そいつらは支配され、踏みつぶされる運命なのだ。
「ししし。ボス、久しぶりだね」
ベルフェゴールはいつもと変わらない様子でソファーに寝そべっていた。
「ボス、ご帰還おめでとうございます!!!!」
レヴィが直立不動で叫んだ。
「ムッ。面倒な任務みたいだね」
マーモンがふわふわと宙を浮いていた。
「ボス、すぐにお酒をお持ちしますわ!!!
あと、ルッスーリア特製のお肉も食べてねーーーー!!!!!」
エプロンをつけたルッスーリアがくねくねしながら言った。
今度の任務は大変だけど、
これを成功させたらヴァリアーの謹慎がとけるってことよね。
あら、でもまだスクアーロがいないわ。
あの子は跳ね馬あずかりだったって聞いてるわ。
跳ね馬はスクにご執心だったようだから、ただで済むはずはないわ。
楽しみだわ。実に楽しみだわ。
「ゔぉおおおおおおい、帰ったぞぉ!!!!」
スクアーロが足音も荒く本部に戻って来た。
「ししし。ビリでやんの」
「ムムッ。相変わらず騒々しいね」
ベルとマーモンが小馬鹿にした表情を浮かべた。
「うるせえぞぉ!!!!
天候不順で飛行機がなかなか飛ばなかったからだぁ!!!」
「なんでスクアーロの分際で、飛行機なんて乗るわけ?
ちょームカつくんだけど」
ベルがほほをふくらませ、レヴィが続けた。
「うぬう。

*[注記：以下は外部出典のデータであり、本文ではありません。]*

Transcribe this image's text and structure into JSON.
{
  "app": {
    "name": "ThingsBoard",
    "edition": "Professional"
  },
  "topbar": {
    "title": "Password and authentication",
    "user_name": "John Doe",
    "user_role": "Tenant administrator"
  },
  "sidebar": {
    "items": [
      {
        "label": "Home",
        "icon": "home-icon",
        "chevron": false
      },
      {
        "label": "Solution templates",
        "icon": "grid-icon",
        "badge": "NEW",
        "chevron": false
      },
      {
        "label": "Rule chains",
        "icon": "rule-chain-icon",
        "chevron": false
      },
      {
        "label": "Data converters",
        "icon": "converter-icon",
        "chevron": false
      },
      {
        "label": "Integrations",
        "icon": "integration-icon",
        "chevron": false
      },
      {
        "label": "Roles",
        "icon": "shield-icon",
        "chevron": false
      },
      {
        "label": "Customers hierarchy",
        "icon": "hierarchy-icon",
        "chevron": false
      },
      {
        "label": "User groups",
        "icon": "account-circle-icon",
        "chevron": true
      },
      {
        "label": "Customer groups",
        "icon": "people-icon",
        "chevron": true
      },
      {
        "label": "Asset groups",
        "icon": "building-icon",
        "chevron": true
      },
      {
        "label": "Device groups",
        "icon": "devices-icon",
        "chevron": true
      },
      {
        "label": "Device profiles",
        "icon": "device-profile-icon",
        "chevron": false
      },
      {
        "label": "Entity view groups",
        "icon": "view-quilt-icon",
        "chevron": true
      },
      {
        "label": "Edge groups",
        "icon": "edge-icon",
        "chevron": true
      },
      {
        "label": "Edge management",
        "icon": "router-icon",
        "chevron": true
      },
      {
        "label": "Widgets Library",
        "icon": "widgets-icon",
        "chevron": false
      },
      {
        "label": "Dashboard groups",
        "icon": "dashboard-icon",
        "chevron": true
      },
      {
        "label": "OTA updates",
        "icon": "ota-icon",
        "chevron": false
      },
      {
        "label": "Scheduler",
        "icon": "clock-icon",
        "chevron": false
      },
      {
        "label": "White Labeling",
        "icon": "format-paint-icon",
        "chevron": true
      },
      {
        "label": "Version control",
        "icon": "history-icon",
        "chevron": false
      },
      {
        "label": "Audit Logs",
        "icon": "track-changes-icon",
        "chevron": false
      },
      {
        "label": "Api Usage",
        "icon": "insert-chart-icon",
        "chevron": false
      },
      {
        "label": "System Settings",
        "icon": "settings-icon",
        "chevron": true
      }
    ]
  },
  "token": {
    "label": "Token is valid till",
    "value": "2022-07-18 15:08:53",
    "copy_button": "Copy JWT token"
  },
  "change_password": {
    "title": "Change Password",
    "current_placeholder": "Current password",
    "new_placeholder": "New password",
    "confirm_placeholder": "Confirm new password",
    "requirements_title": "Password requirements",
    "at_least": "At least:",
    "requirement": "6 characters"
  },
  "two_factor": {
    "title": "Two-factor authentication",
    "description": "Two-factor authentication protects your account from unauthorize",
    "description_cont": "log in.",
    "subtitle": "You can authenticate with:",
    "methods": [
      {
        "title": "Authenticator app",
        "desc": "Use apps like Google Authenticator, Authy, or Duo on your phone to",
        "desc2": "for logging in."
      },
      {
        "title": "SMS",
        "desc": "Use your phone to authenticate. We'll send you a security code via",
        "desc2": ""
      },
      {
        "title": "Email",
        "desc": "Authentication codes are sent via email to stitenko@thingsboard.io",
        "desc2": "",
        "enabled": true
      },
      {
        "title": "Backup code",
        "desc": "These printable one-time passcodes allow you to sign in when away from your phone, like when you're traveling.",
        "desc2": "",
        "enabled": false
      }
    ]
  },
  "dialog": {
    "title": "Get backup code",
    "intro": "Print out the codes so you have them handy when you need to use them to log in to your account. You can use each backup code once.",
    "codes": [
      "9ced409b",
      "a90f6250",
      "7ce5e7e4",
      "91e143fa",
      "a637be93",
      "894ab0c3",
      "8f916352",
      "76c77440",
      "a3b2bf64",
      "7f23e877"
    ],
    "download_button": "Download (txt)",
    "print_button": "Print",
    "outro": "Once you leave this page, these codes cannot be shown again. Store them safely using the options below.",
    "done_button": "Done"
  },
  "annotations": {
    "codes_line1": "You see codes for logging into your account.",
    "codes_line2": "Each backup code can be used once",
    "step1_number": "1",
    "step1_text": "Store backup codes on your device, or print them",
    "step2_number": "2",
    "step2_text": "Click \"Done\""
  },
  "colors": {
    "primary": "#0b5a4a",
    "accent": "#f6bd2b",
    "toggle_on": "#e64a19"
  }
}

貴様、本部から離れておったのか!!!!
オレなどは本部が見えるあばら屋で毎日精神修行を行っておったというのに!!!!」
「さあさあ、くだらないおしゃべりはやめて、ルッスーリア特製のお肉をじっくり味わってちょうだいな!!!」
ルッスーリアは無表情なザンザスを見て、冷や汗を流した。
スクアーロは跳ね馬のところにいたらしい。
跳ね馬がスクアーロにかなり入れ込んでいるらしいことは、
噂で聞いた。
ポンゴレがキャバッローネを確実につなぎ止めておける方法として
スクアーロを使ったのではないかとも言われているらしい。
私の耳にそんな噂が入るぐらいだから、
当然ボスは知っているはず。
面倒なことにならなければいいけど。
翌日、半年ぶりの任務はとどこおりなく行われた。
ブランクがあったなどと感じさせない見事な仕事ぶりは、
改めてヴァリアーの力を内外に知らしめることとなった。
ザンザスやスクアーロの態度は特に変わりはなく、
ルッスーリアの心配は徐々に薄れていった。
ザンザスは九代目の経営する会社を譲渡された形になり、
そこを足がかりに、いくつかの会社を立ち上げ、
世間的には企業の社長としての肩書きも持つようになっていた。
ザンザスの存在を疑う者もいたので、
重い腰を上げ、ごくまれに一般人のパーティーに出なければいけないこともあった。
「女」の手配は、ルッスーリアの役割だった。
今までと違い、一般人なので、うまくいかない時に気軽に殺すわけにはいかない。
本当は、ボスのそばにふさわしい女なんていやしない。
どんな女がそばに立っても見劣りする。
でも私たちはまだ九代目の支配下にあるので、つまらない茶番を演じなければならない。
ボスはあきらめたわけではない。
つかみ損ねた栄光はなくなったわけではない。
用心深くならなければ。
まわりは敵ばかり。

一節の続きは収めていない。